Je serrai les dents. Une semaine... une semaine à me faire chier dans cette chambre miteuse, à me ronger l'esprit. Ça ne m'étonnerait pas si j'y crevais avant.
- Aller, je viendrai te voir. T'en fais pas, ça va passer vite. Tiens, regarde ce que je t'ai trouvé ! Un bon vieux western... tu sais, les bottes de cow boy, les lassos, les saloons et les revolvers ! Je regardais ça quand j'étais petite ! Je pense que ça te fera bien marrer...
Elle me tendit la cassette et je la remerciai par un sourire timide. Je déposai la bande vidéo sur la table de chevet. Elle se tourna alors vers la glace, ou du moins ce qu'il en restait :
« Oh la ! Qu'est ce qui s'est passé ici ?
- Rien, dis-je froidement.
- Comment ça rien ? Ne me dit pas qu'il y a rien, le miroir est en mille morceaux !
- Mais rien je te dis, dis-je énervée, c'était comme ça quand je suis arrivée.
- J'en ai pas souvenir pourtant...
- Je te dis que si ! dis-je en m'énervant sérieusement.
- Bon, ajouta-t-elle simplement voyant bien que ça ne servait à rien de discuter.

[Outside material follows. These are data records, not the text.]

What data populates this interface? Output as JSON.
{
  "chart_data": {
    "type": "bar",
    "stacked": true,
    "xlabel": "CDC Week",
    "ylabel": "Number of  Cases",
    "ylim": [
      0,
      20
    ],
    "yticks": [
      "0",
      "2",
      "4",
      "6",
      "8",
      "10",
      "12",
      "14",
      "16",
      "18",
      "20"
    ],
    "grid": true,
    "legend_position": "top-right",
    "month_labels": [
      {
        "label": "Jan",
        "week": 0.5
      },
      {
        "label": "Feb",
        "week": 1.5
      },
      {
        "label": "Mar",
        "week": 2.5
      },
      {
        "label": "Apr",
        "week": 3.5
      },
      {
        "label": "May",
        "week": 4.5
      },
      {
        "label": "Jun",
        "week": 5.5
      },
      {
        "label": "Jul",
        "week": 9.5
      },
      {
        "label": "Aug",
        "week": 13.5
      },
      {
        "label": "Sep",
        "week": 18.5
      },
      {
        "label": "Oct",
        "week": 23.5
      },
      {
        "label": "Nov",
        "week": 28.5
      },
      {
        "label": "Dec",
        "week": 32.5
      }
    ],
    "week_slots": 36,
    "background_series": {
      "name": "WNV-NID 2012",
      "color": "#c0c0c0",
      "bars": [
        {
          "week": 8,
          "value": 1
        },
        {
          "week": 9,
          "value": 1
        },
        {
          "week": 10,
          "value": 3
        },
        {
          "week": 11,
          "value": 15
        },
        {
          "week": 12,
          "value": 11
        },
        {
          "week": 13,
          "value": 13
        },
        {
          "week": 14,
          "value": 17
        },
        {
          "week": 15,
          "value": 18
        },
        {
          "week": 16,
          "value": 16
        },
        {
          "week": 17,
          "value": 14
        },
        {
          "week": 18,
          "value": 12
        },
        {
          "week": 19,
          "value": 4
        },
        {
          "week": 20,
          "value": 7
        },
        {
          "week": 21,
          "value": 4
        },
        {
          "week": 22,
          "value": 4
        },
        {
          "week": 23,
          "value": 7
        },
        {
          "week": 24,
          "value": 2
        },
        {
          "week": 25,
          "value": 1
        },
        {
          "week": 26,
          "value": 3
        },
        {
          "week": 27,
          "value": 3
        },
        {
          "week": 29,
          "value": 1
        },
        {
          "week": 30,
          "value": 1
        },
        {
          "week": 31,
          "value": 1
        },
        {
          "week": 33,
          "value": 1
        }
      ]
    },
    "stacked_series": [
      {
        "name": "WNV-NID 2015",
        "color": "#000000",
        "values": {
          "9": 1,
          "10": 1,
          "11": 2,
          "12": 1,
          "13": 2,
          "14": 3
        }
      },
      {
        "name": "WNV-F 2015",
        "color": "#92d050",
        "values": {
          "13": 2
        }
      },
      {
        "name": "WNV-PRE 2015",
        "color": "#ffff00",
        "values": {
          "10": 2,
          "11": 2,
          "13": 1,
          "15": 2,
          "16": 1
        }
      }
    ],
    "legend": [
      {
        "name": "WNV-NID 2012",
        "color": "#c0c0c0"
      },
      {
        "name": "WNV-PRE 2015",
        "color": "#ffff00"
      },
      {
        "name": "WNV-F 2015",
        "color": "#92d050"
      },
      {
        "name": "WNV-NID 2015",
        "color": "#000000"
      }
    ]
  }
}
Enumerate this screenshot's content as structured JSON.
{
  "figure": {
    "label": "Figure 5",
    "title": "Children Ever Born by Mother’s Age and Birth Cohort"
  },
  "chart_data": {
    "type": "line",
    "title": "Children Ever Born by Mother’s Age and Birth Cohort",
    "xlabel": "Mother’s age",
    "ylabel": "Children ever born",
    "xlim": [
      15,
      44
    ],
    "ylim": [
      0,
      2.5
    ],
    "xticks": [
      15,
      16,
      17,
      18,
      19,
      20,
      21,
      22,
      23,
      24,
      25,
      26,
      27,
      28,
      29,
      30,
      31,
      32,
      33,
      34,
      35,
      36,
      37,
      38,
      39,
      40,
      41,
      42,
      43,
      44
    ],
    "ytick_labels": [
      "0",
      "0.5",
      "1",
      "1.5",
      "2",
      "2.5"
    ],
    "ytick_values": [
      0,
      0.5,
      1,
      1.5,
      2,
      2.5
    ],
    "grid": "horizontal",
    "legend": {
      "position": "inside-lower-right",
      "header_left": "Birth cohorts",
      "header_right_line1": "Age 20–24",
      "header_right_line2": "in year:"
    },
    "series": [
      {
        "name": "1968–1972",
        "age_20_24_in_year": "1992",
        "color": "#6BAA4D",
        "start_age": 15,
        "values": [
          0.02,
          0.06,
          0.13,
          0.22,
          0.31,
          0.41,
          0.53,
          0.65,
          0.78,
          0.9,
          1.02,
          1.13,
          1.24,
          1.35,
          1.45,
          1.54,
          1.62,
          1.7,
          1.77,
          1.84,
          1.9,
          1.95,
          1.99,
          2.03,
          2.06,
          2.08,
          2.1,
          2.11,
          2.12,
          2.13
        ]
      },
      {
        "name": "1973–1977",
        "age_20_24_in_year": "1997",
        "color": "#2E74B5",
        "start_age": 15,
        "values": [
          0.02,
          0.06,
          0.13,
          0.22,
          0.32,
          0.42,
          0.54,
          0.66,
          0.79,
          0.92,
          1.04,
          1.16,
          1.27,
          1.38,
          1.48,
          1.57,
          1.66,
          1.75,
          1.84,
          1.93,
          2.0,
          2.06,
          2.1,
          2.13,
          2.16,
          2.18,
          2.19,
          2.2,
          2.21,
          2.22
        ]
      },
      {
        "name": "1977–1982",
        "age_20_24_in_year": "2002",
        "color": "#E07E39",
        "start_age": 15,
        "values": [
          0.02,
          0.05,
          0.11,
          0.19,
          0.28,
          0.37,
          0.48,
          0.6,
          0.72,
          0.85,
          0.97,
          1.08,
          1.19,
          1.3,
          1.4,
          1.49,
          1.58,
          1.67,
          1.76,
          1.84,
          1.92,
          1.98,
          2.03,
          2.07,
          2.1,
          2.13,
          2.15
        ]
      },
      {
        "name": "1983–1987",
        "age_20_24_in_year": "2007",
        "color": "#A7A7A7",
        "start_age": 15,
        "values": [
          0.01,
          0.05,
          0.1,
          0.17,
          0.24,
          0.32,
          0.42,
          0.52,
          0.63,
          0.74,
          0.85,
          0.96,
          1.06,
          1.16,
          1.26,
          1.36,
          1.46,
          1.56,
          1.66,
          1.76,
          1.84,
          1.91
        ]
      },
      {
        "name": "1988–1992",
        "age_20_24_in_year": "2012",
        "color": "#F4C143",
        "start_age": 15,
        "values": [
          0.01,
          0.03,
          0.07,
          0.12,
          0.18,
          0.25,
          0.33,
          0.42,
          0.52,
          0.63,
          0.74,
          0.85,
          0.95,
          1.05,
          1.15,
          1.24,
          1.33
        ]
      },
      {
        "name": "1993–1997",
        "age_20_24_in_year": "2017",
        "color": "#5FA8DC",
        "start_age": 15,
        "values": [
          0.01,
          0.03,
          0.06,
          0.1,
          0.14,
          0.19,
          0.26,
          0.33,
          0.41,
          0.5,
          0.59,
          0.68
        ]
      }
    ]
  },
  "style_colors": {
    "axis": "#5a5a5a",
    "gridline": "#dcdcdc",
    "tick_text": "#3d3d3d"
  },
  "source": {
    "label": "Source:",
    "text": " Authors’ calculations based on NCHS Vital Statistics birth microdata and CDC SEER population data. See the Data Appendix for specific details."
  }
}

Elle vint s'asseoir sur le lit et fixa ma main meurtrie. Elle la regarda longuement. Je suppose qu'elle fit rapidement le lien entre la glace et ma main, car elle ne dit rien, mais me regarda avec tristesse. Je baissai les yeux puis elle ajouta :
- Sinon ça va ?
- Ça va, lui répondis-je simplement, au fait...
- Oui ?
- Tu ne saurais pas qui c'est le type là, celui qui s'est occupé de moi ? Je crois que c'est lui qui m'a amené ici...
- Euh... non je ne vois pas désolée ! Pourquoi veux-tu savoir ça ? dit-elle intéressée.
- Nan pour rien, comme ça... dis-je baissant la tête.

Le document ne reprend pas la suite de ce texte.